Pour le conseiller fiscal Pierre-François Coppens, il n’est pas interdit de créer une société offshore, c’est-à-dire logée dans un paradis fiscal. Et, si ce n’est pas interdit, c’est autorisé. Ce qui est interdit, bien entendu, c’est de l’utiliser à des fins frauduleuses. Mais, pour quelles raisons utiliser de telles structures ? Comme l’indique l’appellation, il y a dans les zones concernées des avantages en matière de taxation des revenus des entreprises et des revenus du capital. Et l’intérêt de tel ou tel pays est bien entendu lié aux types d’opérations qui y sont effectuées. On les utilise parfois pour des opérations rendues impossibles en Belgique, comme en cas d’interdiction bancaire. Créer une société sans activité dans un paradis fiscal permet d’ouvrir un compte bancaire, d’y déposer de l’argent et de pouvoir ensuite utiliser une carte de banque. "Mais le fisc belge est évidemment attentif aux mouvements de capitaux en provenance ou vers des sociétés logées dans les pays considérés comme des paradis fiscaux.
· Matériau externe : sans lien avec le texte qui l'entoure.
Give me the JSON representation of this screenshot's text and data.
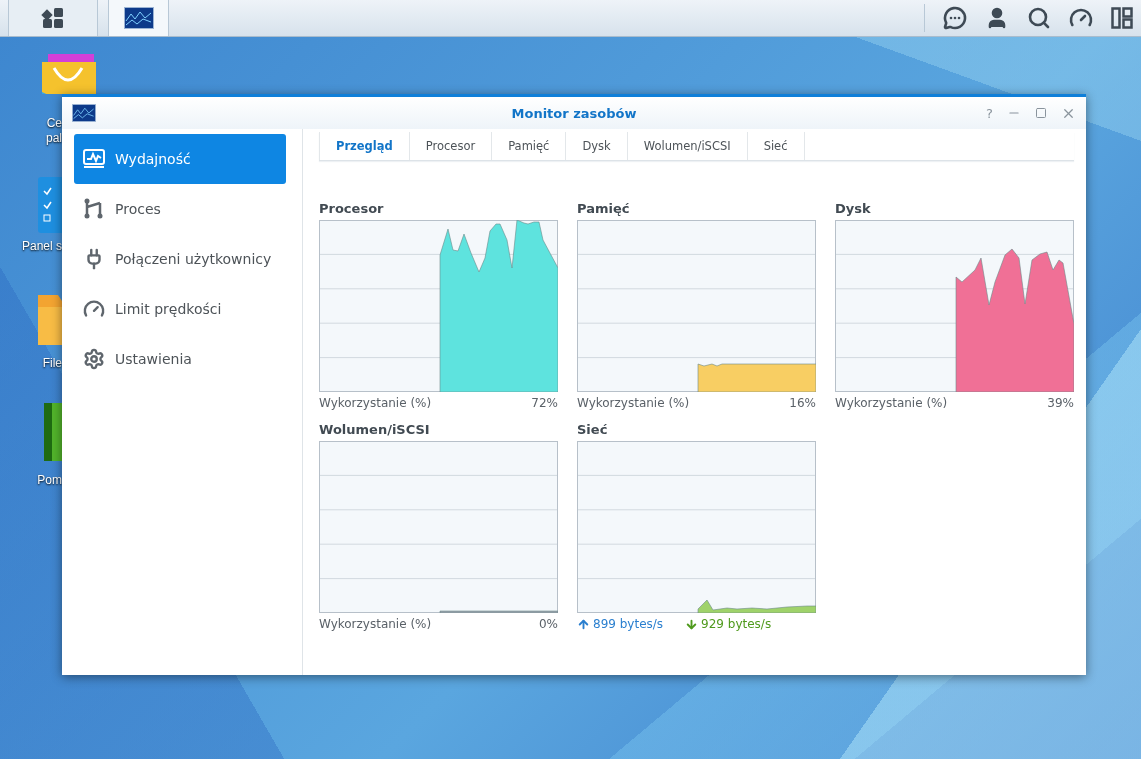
{
  "taskbar": {
    "buttons": [
      {
        "kind": "main-menu",
        "selected": false
      },
      {
        "kind": "resource-monitor",
        "selected": true
      }
    ],
    "tray": [
      {
        "kind": "chat"
      },
      {
        "kind": "user"
      },
      {
        "kind": "search"
      },
      {
        "kind": "gauge"
      },
      {
        "kind": "widgets"
      }
    ]
  },
  "desktop_icons": [
    {
      "kind": "package",
      "lines": [
        "Ce",
        "pal"
      ]
    },
    {
      "kind": "panel",
      "lines": [
        "Panel s"
      ]
    },
    {
      "kind": "folder",
      "lines": [
        "File"
      ]
    },
    {
      "kind": "book",
      "lines": [
        "Pom"
      ]
    }
  ],
  "window": {
    "title": "Monitor zasobów",
    "help": "?"
  },
  "sidebar": {
    "items": [
      {
        "kind": "performance",
        "label": "Wydajność",
        "selected": true
      },
      {
        "kind": "process",
        "label": "Proces",
        "selected": false
      },
      {
        "kind": "connections",
        "label": "Połączeni użytkownicy",
        "selected": false
      },
      {
        "kind": "speed",
        "label": "Limit prędkości",
        "selected": false
      },
      {
        "kind": "settings",
        "label": "Ustawienia",
        "selected": false
      }
    ]
  },
  "tabs": [
    {
      "label": "Przegląd",
      "selected": true
    },
    {
      "label": "Procesor",
      "selected": false
    },
    {
      "label": "Pamięć",
      "selected": false
    },
    {
      "label": "Dysk",
      "selected": false
    },
    {
      "label": "Wolumen/iSCSI",
      "selected": false
    },
    {
      "label": "Sieć",
      "selected": false
    }
  ],
  "charts": [
    {
      "kind": "usage",
      "title": "Procesor",
      "color": "#5ee3de",
      "label": "Wykorzystanie (%)",
      "value": "72%"
    },
    {
      "kind": "usage",
      "title": "Pamięć",
      "color": "#f8ce63",
      "label": "Wykorzystanie (%)",
      "value": "16%"
    },
    {
      "kind": "usage",
      "title": "Dysk",
      "color": "#f07096",
      "label": "Wykorzystanie (%)",
      "value": "39%"
    },
    {
      "kind": "usage",
      "title": "Wolumen/iSCSI",
      "color": "#9aa3ad",
      "label": "Wykorzystanie (%)",
      "value": "0%"
    },
    {
      "kind": "network",
      "title": "Sieć",
      "color": "#9fd26a",
      "upload": "899 bytes/s",
      "download": "929 bytes/s"
    }
  ]
}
Le code fiscal belge est d’ailleurs assez clair sur la question et refuse d’emblée la possibilité de bénéficier du régime des revenus définitivement taxés (RDT) si les revenus émanent d’une société offshore, directement ou par le biais d’autres entreprises." Evidemment, il faut pouvoir remonter le courant suffisamment loin pour vérifier cette provenance.

P.V.C.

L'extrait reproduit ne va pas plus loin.